General problems in the Spanish wine industry
In an interview by a prestigious wine shop in Barcelona
, Peter Sisseck stated that the problem with Spanish wine has been the division between work in the fields and work in the wine cellar: traditionally different people have been working with the vines in the fields and others have taken care of the production of the wine in the cellar. This is, by Sissecks standards, wrong. Sisseck wants the same people to follow the grape from the vines to the final bottle. For Sisseck it is very important that the selection of grapes is rigorous. The selection in Sissecks wine house is so strict that Peter Sisseck has even experienced distrust from the Spanish tax authorities – they had a hard time believing that the production were so low with so many hectes of vineyard, and found it difficult to believe that such a big quantity of grapes were thrown out!
The biodynamic principle
Peter Sisseck’s wines are made according to biodynamic principles. This means that around the vines various crops such as lentils and vetch are planted, which helps to improve the microbiologist conditions of the soil.

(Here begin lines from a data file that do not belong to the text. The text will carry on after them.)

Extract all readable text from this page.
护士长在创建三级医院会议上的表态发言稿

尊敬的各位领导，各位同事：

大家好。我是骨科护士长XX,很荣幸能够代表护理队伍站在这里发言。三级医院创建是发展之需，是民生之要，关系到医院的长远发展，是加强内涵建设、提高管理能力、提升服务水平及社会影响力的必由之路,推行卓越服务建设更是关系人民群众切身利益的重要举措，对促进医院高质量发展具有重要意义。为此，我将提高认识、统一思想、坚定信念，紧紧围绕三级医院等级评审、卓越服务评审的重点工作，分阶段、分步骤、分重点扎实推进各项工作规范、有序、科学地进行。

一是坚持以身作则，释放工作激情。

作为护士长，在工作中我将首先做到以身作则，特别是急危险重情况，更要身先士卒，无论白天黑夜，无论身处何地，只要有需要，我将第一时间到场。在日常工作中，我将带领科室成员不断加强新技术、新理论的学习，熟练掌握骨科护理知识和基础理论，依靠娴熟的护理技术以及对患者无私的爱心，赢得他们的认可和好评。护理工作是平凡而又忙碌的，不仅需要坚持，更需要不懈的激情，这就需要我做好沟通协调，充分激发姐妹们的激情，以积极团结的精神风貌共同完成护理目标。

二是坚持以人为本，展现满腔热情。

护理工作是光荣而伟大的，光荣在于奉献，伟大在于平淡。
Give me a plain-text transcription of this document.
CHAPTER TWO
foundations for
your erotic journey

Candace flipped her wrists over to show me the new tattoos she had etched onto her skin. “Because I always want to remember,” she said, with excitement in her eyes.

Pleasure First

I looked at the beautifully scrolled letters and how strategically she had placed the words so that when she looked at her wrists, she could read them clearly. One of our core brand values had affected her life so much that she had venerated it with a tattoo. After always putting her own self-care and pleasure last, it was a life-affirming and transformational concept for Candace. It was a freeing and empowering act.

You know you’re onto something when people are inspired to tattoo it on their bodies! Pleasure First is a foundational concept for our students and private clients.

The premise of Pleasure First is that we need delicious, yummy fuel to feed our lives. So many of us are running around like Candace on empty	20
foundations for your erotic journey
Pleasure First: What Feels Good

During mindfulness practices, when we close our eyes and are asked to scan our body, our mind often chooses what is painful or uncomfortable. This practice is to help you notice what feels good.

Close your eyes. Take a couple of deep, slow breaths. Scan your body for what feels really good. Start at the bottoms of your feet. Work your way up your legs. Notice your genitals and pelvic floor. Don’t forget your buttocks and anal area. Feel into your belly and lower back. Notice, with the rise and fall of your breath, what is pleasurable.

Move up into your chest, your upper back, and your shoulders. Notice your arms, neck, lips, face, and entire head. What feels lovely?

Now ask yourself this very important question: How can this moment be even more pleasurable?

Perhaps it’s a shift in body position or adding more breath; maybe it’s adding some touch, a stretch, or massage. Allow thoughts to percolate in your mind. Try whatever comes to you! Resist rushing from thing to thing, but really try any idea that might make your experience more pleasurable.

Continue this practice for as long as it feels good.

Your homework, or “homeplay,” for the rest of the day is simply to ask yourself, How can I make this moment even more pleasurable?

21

The cult wine Pingus is produced in very limited quantities (around 6,000 bottles a year). This means that - just as with the best Bordeux wines - if you want to get a hold of a bottle of Pingus it is a good idea to make reservations for a bottle.
The wine has scored 100 points in Parker's The Wine advocate (2004 wines).
Flor de Pingus
This wine is not a second wine, but a different concept, that has nothing to do with Pingus. The grapes come from some other fields than those used to Pingus, even though the grape type is the same: tempranillo (tinta del país).
This is a powerful wine that gets better after resting several years in the bottle (it can be advantageously stored in the cellar for 5-20 years) and it is a good idea to decant the wine. The wine has scored up to 97 points in Parker's The Wine Advocate. The production is around 60,000 bottles annually.
Peter Sisseck has started a new project, called PSI, starting with the grapes from the bodies corporate in Ribera del Duero region.
At Mas Gil, situated on the Costa Brava, is Petter Sisseck connected as oenologist. The area is situated in the beautiful meadow at Calonge (Girona) close to Palamos and Platja d'Aro. The winery was purchased by six Swiss wine buffs in 1998 and has now been coupled Peter Sisseck on as oenologist.